Architecture and execution context
The human interface was chat, but the system behind it was a TypeScript orchestrator. One important design decision was to isolate LLM execution from the Node process. Instead of calling model APIs directly from the service, the orchestrator spawned Copilot CLI as a child process with a bounded environment, timeout handling, workspace control, and trace capture.
That made per-user attribution possible for GitLab actions. When an engineer asked the agent to trigger a pipeline or open a merge request, the orchestrator passed a user-scoped GitLab credential into the subprocess. Commits, merge requests, and pipeline triggers were attributed to the person who requested them rather than a shared service account.
Routing and tool access were controlled through markdown-defined skills. Adding a new skill did not require changing the TypeScript service.
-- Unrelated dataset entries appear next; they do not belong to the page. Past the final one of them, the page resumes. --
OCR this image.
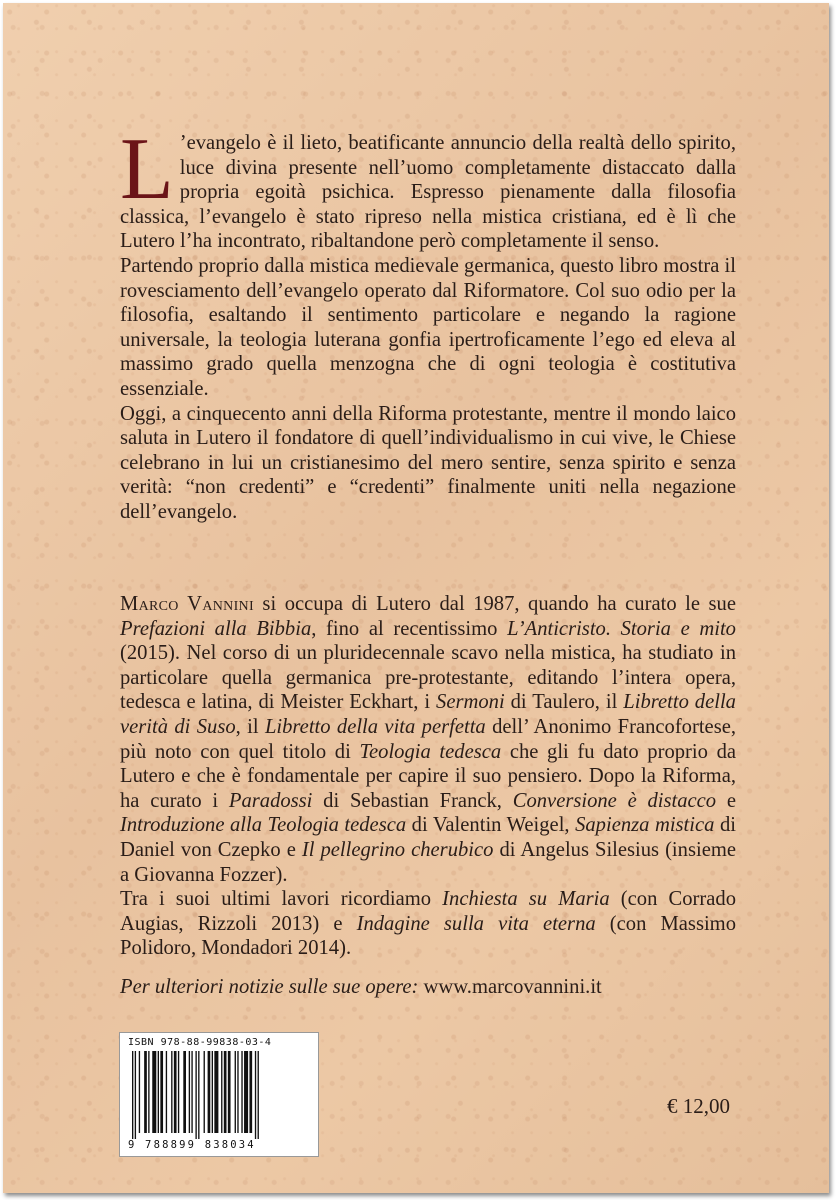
L ’evangelo è il lieto, beatificante annuncio della realtà dello spirito, luce divina presente nell’uomo completamente distaccato dalla propria egoità psichica. Espresso pienamente dalla filosofia classica, l’evangelo è stato ripreso nella mistica cristiana, ed è lì che Lutero l’ha incontrato, ribaltandone però completamente il senso.

Partendo proprio dalla mistica medievale germanica, questo libro mostra il rovesciamento dell’evangelo operato dal Riformatore. Col suo odio per la filosofia, esaltando il sentimento particolare e negando la ragione universale, la teologia luterana gonfia ipertroficamente l’ego ed eleva al massimo grado quella menzogna che di ogni teologia è costitutiva essenziale.

Oggi, a cinquecento anni della Riforma protestante, mentre il mondo laico saluta in Lutero il fondatore di quell’individualismo in cui vive, le Chiese celebrano in lui un cristianesimo del mero sentire, senza spirito e senza verità: “non credenti” e “credenti” finalmente uniti nella negazione dell’evangelo.

Marco Vannini si occupa di Lutero dal 1987, quando ha curato le sue Prefazioni alla Bibbia, fino al recentissimo L’Anticristo. Storia e mito (2015). Nel corso di un pluridecennale scavo nella mistica, ha studiato in particolare quella germanica pre-protestante, editando l’intera opera, tedesca e latina, di Meister Eckhart, i Sermoni di Taulero, il Libretto della verità di Suso, il Libretto della vita perfetta dell’ Anonimo Francofortese, più noto con quel titolo di Teologia tedesca che gli fu dato proprio da Lutero e che è fondamentale per capire il suo pensiero. Dopo la Riforma, ha curato i Paradossi di Sebastian Franck, Conversione è distacco e Introduzione alla Teologia tedesca di Valentin Weigel, Sapienza mistica di Daniel von Czepko e Il pellegrino cherubico di Angelus Silesius (insieme a Giovanna Fozzer).

Tra i suoi ultimi lavori ricordiamo Inchiesta su Maria (con Corrado Augias, Rizzoli 2013) e Indagine sulla vita eterna (con Massimo Polidoro, Mondadori 2014).

Per ulteriori notizie sulle sue opere: www.marcovannini.it

ISBN 978-88-99838-03-4
9 788899 838034
€ 12,00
It meant writing a markdown document that described the capability, prerequisites, and expected commands, then letting the orchestrator select and inject that skill when the request matched.
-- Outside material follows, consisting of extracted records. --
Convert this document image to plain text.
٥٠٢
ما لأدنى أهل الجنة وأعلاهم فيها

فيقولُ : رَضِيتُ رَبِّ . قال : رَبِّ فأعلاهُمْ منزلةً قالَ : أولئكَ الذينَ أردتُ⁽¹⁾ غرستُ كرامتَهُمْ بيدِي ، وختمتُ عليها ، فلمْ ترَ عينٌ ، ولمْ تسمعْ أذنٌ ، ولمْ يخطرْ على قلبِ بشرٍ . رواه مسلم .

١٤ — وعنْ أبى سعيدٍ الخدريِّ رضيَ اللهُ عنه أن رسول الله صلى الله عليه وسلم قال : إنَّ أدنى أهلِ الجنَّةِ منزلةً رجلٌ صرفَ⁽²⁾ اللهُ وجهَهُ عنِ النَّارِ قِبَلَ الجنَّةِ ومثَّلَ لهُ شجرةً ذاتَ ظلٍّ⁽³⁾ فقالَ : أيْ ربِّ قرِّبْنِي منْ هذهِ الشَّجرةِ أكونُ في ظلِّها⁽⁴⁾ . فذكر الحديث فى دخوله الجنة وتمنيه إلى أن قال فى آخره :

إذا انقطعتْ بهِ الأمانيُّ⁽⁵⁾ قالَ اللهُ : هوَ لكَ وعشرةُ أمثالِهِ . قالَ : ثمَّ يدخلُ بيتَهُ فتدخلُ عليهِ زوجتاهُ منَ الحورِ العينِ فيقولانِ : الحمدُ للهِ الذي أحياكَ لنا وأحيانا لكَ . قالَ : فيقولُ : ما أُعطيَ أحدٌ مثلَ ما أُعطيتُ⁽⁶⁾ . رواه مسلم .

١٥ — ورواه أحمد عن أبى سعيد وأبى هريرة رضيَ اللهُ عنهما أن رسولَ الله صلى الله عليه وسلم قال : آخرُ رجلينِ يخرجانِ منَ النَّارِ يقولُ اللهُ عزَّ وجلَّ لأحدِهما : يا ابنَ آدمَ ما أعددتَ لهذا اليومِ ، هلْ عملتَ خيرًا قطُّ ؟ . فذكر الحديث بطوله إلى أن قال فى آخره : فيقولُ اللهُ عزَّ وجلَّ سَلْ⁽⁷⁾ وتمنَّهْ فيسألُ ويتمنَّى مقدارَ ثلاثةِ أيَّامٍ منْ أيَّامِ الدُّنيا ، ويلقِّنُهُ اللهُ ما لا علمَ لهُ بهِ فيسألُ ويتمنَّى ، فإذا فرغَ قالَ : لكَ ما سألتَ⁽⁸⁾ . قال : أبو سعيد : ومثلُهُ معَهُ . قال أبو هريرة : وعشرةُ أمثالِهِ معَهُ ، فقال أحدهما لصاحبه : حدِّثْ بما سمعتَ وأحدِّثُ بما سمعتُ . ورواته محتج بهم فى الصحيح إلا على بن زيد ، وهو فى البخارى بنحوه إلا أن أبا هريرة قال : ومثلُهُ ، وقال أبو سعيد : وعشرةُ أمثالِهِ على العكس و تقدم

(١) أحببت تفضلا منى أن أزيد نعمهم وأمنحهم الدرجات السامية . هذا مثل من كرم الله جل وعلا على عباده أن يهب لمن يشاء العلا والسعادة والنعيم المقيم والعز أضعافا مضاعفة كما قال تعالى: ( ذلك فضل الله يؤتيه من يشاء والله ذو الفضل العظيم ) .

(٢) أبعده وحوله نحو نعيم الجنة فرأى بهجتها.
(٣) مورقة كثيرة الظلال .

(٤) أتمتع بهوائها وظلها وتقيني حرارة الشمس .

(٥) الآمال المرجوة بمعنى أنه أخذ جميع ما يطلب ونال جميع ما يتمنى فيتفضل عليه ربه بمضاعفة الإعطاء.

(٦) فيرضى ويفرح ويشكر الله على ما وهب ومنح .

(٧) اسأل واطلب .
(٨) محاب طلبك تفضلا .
Concurrency & Git Worktrees
One of the hardest problems was concurrency. The agent can handle multiple simultaneous requests. If two LLM threads did a git checkout in the same repository clone, they would stomp on each other and corrupt the workspace.
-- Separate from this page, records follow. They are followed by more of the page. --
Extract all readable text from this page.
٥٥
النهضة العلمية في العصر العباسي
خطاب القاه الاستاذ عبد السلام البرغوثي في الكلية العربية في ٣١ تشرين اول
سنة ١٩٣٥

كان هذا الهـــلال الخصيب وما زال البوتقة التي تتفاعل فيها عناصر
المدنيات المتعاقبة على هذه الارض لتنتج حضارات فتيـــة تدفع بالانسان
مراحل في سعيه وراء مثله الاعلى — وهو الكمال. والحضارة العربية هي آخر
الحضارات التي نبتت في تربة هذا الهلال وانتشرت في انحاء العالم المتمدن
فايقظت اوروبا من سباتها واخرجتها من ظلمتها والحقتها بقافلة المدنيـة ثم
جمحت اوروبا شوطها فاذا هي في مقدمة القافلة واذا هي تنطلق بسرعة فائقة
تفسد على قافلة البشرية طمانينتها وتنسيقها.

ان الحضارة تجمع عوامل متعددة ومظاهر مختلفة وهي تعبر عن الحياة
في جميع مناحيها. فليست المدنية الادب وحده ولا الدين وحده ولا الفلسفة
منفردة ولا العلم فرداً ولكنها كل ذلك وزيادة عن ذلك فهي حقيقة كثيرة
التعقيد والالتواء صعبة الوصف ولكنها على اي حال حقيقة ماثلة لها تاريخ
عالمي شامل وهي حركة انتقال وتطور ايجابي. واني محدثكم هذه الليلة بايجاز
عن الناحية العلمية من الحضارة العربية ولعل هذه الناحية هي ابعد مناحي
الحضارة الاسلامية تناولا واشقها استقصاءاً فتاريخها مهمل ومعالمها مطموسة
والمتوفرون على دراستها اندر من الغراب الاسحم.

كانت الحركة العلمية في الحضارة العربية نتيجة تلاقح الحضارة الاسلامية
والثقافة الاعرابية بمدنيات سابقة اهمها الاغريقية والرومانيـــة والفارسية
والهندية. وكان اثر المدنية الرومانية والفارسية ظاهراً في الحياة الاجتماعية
To solve this, the orchestrator enforces concurrency boundaries at the filesystem level. The main repository checkout stays read-only. When an agent thread needs to edit code, a dedicated bash script dynamically creates an isolated Git worktree for that specific branch. The agent works inside this isolated directory, separated from other active agent threads. A garbage collector cleans up stale worktrees after 7 days.
Embedded retrieval and memory
Once the number of tasks grew, plain transcripts were not enough. I used hybrid retrieval (vector similarity plus keyword search) but instead of relying on external SaaS providers like Pinecone, I built a zero-infrastructure embedded store using better-sqlite3 and the sqlite-vec C-extension with FTS5.
Context injection is selective rather than automatic. If an active session already has enough local context, the system does not keep stuffing more memory into the prompt. If it needs more, it can pull from recent conversation, indexed memory, and a maintained internal wiki.
Tracing and guardrails
I made tracing a first-class part of the design. Every user request, model invocation, tool call, routing decision, and team-facing response is captured as structured trace data. That matters because the only sustainable way to improve a system like this is to make it inspectable. I also added guardrails around message length, unsafe prompts, concurrency, and session handling so the system stays bounded and debuggable when other people use it.
How it improved over time
The project changed once coworkers started using it. Real usage exposed where it was helpful, where it was brittle, and which requests kept repeating. Those repeated requests turned into features. The logging was not just for debugging. It also fed a nightly process that reviewed transcripts, traces, and session outputs, filtered out low-value noise, summarized the useful interactions, and folded the results back into the internal wiki and memory store.
What matters about it
The interesting part of this project is not that it used an LLM. The interesting part is that it was built on top of real systems with real constraints: CI pipelines, code changes, devices, sessions that run long enough to need resume, and workflows where a bad answer is worse than no answer. That is the difference between a chat demo and a system people actually rely on.
Some implementation details are intentionally kept high-level because the system was built inside a proprietary test and release environment.